Friday, May 07, 2010

Europe Peering Over Brink While San Diego Tries To Step Back

The prevailing wisdom holds that Greece's insolvency is mainly a problem for European banks and others holding sovereign debt.  CDS prices on the PIIGS continue to climb:

The cost of insuring against losses on European bank bonds soared to a record, surpassing levels triggered by the collapse of Lehman Brothers Holdings Inc., as the sovereign debt crisis deepened.

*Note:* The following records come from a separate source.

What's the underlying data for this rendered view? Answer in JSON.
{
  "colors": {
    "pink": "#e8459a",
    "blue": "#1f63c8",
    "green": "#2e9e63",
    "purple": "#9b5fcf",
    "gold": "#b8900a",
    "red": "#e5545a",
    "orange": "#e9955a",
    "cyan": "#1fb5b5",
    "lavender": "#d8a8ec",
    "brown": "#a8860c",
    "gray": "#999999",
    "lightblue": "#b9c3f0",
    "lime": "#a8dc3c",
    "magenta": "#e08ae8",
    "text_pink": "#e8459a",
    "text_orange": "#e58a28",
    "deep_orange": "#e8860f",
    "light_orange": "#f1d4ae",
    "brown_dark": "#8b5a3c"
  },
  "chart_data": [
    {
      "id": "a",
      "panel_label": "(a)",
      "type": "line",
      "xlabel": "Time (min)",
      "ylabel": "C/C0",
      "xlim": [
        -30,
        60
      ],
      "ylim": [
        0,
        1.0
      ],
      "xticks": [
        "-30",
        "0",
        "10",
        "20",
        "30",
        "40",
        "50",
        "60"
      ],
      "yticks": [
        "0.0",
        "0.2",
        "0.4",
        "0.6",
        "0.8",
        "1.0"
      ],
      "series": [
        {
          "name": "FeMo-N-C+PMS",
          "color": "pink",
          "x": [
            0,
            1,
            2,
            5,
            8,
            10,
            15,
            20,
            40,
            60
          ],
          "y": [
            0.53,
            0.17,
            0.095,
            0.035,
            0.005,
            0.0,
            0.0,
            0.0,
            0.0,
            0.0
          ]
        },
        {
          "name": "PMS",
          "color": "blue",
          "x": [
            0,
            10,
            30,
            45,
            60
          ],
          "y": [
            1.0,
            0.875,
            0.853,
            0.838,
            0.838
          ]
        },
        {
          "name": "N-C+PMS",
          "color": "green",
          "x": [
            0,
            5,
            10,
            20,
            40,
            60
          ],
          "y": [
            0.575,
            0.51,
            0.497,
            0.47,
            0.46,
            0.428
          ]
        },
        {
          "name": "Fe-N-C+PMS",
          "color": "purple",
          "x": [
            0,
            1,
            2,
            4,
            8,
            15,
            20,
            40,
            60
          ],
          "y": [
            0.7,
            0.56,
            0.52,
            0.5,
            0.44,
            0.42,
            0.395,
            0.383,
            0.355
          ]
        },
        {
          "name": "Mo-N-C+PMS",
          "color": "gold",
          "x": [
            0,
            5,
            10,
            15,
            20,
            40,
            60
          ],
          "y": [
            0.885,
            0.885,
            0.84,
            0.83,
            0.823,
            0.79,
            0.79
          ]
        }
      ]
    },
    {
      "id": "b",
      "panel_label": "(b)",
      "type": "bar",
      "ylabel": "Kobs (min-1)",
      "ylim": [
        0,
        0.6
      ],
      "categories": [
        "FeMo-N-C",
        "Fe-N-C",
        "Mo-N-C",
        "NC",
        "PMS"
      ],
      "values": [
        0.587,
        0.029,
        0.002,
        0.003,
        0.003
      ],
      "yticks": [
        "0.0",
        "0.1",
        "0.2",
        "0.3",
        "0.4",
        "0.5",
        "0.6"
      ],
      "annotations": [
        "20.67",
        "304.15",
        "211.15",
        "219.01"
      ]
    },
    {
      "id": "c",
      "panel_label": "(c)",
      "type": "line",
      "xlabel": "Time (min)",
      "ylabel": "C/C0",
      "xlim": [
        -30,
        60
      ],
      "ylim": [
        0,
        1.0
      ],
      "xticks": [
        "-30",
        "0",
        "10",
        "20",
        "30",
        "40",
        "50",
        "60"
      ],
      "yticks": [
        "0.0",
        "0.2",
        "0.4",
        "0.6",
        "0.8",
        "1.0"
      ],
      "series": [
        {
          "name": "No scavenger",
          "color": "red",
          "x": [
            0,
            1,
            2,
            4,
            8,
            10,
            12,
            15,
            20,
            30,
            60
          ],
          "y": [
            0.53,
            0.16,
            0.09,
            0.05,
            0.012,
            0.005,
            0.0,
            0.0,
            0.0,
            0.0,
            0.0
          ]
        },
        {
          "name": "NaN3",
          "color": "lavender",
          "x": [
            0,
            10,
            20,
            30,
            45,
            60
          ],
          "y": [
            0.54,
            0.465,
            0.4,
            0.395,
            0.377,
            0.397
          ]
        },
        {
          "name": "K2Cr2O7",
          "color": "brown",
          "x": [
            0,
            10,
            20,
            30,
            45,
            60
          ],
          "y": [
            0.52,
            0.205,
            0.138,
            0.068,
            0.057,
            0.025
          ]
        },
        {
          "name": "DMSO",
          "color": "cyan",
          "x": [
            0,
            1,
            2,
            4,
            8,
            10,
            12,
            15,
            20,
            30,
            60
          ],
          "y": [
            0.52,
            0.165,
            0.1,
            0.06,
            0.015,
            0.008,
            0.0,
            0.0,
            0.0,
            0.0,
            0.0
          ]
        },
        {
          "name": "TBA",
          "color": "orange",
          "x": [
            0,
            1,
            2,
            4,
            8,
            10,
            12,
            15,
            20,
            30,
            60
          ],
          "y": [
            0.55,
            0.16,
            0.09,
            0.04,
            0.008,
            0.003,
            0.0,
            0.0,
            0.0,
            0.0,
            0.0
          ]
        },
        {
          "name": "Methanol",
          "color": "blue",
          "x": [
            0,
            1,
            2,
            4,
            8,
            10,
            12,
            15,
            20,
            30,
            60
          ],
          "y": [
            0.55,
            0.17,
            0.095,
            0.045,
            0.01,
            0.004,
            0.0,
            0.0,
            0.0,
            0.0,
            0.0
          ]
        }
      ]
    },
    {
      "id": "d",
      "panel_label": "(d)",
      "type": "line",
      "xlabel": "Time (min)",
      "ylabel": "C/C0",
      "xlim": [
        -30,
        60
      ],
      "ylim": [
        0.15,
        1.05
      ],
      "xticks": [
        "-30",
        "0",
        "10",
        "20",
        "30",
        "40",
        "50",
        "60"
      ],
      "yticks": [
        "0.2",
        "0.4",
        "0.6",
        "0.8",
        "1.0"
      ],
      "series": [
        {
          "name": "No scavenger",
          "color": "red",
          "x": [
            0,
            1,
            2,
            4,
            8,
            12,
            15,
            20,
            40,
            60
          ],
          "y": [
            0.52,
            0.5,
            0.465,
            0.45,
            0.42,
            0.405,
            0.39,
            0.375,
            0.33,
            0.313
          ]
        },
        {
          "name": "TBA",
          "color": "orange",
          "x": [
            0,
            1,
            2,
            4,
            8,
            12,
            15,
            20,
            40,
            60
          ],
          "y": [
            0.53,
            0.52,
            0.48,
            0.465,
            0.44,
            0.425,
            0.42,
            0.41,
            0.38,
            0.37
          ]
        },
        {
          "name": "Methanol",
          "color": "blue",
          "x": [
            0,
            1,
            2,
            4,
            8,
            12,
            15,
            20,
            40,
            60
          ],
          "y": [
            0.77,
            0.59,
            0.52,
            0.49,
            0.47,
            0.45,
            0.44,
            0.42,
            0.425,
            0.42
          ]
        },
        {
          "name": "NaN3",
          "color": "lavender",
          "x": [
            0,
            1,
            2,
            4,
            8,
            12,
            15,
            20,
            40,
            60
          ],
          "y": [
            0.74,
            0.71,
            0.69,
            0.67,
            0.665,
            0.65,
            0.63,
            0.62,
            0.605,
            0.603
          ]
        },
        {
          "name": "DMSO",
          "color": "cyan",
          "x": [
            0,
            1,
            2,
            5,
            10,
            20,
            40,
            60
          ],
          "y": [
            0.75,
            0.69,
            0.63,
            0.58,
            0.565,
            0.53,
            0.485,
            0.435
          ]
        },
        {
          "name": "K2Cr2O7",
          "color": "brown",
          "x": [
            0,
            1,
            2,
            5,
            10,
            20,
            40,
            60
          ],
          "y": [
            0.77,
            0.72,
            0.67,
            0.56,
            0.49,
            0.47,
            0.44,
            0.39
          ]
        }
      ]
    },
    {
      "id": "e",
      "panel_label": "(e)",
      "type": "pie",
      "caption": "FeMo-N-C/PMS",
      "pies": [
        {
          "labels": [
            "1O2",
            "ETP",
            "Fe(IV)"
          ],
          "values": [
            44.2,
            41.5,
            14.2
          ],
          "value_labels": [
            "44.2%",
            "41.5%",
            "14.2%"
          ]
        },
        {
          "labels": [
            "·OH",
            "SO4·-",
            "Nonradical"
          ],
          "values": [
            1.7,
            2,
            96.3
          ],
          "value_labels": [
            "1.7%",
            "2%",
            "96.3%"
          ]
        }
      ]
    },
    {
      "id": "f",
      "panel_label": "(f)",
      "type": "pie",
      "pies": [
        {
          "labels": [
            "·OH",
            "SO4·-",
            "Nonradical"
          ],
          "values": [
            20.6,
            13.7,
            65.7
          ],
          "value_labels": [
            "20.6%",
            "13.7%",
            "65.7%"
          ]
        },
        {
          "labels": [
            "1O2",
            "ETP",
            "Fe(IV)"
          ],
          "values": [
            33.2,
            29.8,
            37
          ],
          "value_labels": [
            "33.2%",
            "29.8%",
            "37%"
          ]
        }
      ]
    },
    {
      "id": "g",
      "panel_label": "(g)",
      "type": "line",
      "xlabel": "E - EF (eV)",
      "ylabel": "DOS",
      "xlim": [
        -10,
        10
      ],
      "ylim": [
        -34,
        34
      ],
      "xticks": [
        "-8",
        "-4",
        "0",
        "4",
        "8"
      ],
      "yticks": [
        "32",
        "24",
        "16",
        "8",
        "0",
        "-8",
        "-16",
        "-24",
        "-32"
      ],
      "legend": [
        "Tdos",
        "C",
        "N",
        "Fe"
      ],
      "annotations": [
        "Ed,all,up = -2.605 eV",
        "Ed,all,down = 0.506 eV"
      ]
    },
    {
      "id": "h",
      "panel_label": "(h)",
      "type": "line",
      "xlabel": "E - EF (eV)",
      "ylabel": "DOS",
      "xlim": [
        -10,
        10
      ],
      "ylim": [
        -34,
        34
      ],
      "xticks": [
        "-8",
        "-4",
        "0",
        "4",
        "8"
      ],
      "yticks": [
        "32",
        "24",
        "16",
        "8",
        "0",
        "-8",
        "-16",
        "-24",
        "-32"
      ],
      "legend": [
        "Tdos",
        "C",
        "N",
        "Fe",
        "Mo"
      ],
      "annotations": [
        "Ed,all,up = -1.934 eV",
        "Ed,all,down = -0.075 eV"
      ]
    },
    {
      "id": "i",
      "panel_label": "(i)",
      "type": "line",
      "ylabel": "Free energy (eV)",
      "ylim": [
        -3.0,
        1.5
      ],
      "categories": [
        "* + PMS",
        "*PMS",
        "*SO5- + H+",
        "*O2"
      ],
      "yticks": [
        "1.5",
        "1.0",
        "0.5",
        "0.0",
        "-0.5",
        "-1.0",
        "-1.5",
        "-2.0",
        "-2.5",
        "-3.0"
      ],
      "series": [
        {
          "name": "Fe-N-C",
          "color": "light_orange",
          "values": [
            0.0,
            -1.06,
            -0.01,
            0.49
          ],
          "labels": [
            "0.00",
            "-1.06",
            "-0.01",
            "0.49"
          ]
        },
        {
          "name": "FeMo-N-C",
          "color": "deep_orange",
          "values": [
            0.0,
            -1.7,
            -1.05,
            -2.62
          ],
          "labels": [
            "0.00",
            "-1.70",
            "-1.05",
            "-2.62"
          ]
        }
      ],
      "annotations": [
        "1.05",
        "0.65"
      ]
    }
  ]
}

This panic among CDS insurers is enough to force up the yields on the sovereign debt of Portugal et al.  Major bondholders like PIMCO booked some terrific gains these past years when governments fell in love with deficit spending.  Their bond portfolios rose when central banks raced to ZIRP.  Now the bill is coming due and bond funds - along with those hedge funds that thought the smart move was to bet on debt-fueled fiscal stimulus - are going to be hurt.  Greeks couldn't care less that their public employees' intransigence on benefits is a proximate cause of this mess. 

Some government entities learn faster than others that fiscal profligacy must end.  San Diego is firing its first salvo in what will prove to be a long battle against public employee unions.  This battle will rage in seats of government all across America as elected officials come to grips with pension plan deficiencies.  If only European capitals could adopt some of San Diego's common sense.  Hey, SDCERA, are you still exposed to credit default swaps through D.E. Shaw? 

Full disclosure:  No position in bond funds at this time.